De pronto recordé que no había sacado la basura, así que bajé pesadamente las escaleras y me vestí con los implementos para salir de casa: la mascarilla, los guantes de látex, un casco con una mica protectora. Tomé la bolsa llena de desperdicios y cerré la puerta tras de mí. La noche estaba quieta. No corría viento ni se escuchaba sonido alguno.

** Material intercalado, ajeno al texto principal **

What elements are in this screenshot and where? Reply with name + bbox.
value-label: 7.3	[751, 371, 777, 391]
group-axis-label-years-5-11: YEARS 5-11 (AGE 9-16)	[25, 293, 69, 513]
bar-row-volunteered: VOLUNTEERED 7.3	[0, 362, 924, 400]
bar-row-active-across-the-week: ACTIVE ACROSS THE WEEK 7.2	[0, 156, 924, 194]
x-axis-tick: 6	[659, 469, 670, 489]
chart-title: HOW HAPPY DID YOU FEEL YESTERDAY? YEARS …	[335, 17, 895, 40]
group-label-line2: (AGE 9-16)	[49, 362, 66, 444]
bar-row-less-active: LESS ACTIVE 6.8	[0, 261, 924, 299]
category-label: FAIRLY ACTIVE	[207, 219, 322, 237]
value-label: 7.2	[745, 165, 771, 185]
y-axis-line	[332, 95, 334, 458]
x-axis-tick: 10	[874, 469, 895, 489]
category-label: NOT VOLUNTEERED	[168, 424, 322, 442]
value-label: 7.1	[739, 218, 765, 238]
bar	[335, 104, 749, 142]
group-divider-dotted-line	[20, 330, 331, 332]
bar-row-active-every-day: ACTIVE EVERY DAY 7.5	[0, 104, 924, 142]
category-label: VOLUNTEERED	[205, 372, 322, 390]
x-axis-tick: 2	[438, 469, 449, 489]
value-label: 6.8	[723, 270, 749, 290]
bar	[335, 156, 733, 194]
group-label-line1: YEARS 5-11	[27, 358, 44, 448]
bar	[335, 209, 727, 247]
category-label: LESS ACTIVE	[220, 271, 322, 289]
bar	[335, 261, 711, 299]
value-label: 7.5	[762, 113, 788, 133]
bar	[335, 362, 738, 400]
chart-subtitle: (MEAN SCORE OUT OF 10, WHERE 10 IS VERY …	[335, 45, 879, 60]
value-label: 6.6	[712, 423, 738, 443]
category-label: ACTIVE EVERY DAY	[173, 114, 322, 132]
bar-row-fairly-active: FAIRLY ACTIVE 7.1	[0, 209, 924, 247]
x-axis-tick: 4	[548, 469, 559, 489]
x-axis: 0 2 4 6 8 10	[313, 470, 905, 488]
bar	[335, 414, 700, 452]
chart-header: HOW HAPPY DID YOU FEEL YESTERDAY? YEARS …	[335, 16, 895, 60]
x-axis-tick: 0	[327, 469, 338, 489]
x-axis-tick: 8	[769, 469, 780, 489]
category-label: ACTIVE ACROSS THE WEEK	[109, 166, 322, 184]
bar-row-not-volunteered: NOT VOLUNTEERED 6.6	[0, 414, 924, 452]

Como ya le dije, era pasada la medianoche, entre las doce y la una de la mañana. Había depositado la bolsa negra en su sitio cuando vi a Buster. Usted comprenderá mi impresión. Es la primera vez que sale en seis meses. Tiene los ojos rojos, no lleva puesta mascarilla. Apenas lo veo, lo señalo. Tengo todavía el guante de látex puesto. Trato de decir algo, pero no me salen las palabras. Todo ha sido muy confuso y tengo esta especie de neblina en la memoria. Buster está como paralizado. Pero en ese momento me doy cuenta de que no me está mirando a mí. Mira más allá de los cerros. El horizonte. Y de pronto siento una luz cálida, amarilla, como si se hiciera día a mitad de la noche. Un día muy corto, un flash, como si nos tomaran una foto. Apenas consigo recordar la forma de aquella cosa. Una nave sin sonido que lo iluminó todo por un instante. Luego ya no estaba Buster. Solo pude quedarme con su imagen pegada a mi retina.
Y eso es todo lo que puedo decirle, oficial.